Surely these tech companies (surprisingly most aren’t non-profits) understand the optics of creating a business model that charges high fees to people who are trying to help a friend in a time need. From where I am sitting, they don’t look good. What do they think Charity Watch is going to say?
And where exactly does that leave consumers? No person with a heart is going to not donate out of principle or objection to these fees — after all, you have a friend or a cause that needs help — so instead you eat the fee (or in some cases, pass it along to someone who also can’t afford it). Indeed, I paid it, but I would have much rather the extra money gone to the person who needed it, rather than this usurious middleman.
It makes me look more favorably on this next generation of BitCoin startups who are disrupting the payments space. And the current lineup of platforms in this space makes me think this niche ripe for a new player to enter — one who distinguishes themselves through honesty, and transparency.

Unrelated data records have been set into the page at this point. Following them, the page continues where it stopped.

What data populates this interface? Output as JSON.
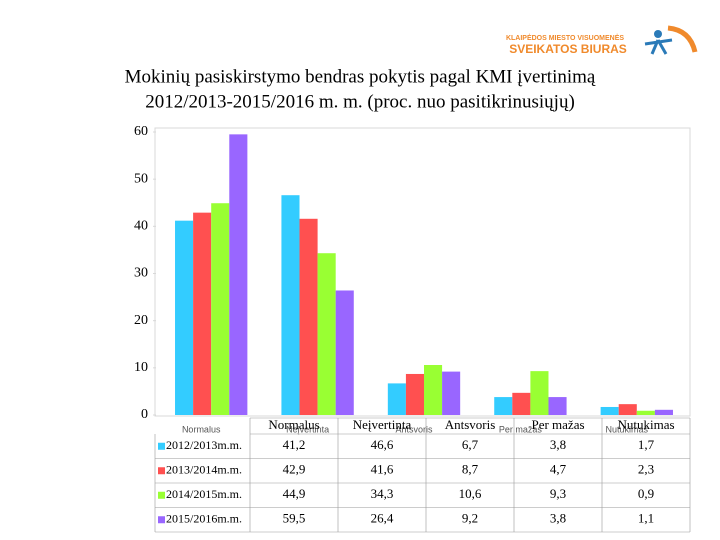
{
  "logo": {
    "line1": "KLAIPĖDOS MIESTO VISUOMENĖS",
    "line2": "SVEIKATOS BIURAS"
  },
  "chart_data": {
    "type": "bar",
    "title": "Mokinių pasiskirstymo bendras pokytis pagal KMI įvertinimą",
    "subtitle": "2012/2013-2015/2016 m. m. (proc. nuo pasitikrinusiųjų)",
    "categories": [
      "Normalus",
      "Neįvertinta",
      "Antsvoris",
      "Per mažas",
      "Nutukimas"
    ],
    "series": [
      {
        "name": "2012/2013m.m.",
        "color": "#33ccff",
        "values": [
          41.2,
          46.6,
          6.7,
          3.8,
          1.7
        ],
        "value_labels": [
          "41,2",
          "46,6",
          "6,7",
          "3,8",
          "1,7"
        ]
      },
      {
        "name": "2013/2014m.m.",
        "color": "#ff5050",
        "values": [
          42.9,
          41.6,
          8.7,
          4.7,
          2.3
        ],
        "value_labels": [
          "42,9",
          "41,6",
          "8,7",
          "4,7",
          "2,3"
        ]
      },
      {
        "name": "2014/2015m.m.",
        "color": "#99ff33",
        "values": [
          44.9,
          34.3,
          10.6,
          9.3,
          0.9
        ],
        "value_labels": [
          "44,9",
          "34,3",
          "10,6",
          "9,3",
          "0,9"
        ]
      },
      {
        "name": "2015/2016m.m.",
        "color": "#9966ff",
        "values": [
          59.5,
          26.4,
          9.2,
          3.8,
          1.1
        ],
        "value_labels": [
          "59,5",
          "26,4",
          "9,2",
          "3,8",
          "1,1"
        ]
      }
    ],
    "ylim": [
      0,
      60
    ],
    "yticks": [
      0,
      10,
      20,
      30,
      40,
      50,
      60
    ]
  }
}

Frankly, the whole experience makes me think more highly of Paypal and Square, or passing around a hat for that matter. Too often we blindly cheer on new developments in the tech space and buy into their marketing messages, especially if they are organized under the auspices of doing good for others. But sometimes the costs of convenience simply aren’t worth it, or even worse, exploitative.
Maybe I am wrong and this is just the cost of helping people in 2014. But I wish that it wasn’t.
Ryan Holiday is the editor at large of Betabeat and the author of the recent book The Obstacle is the Way.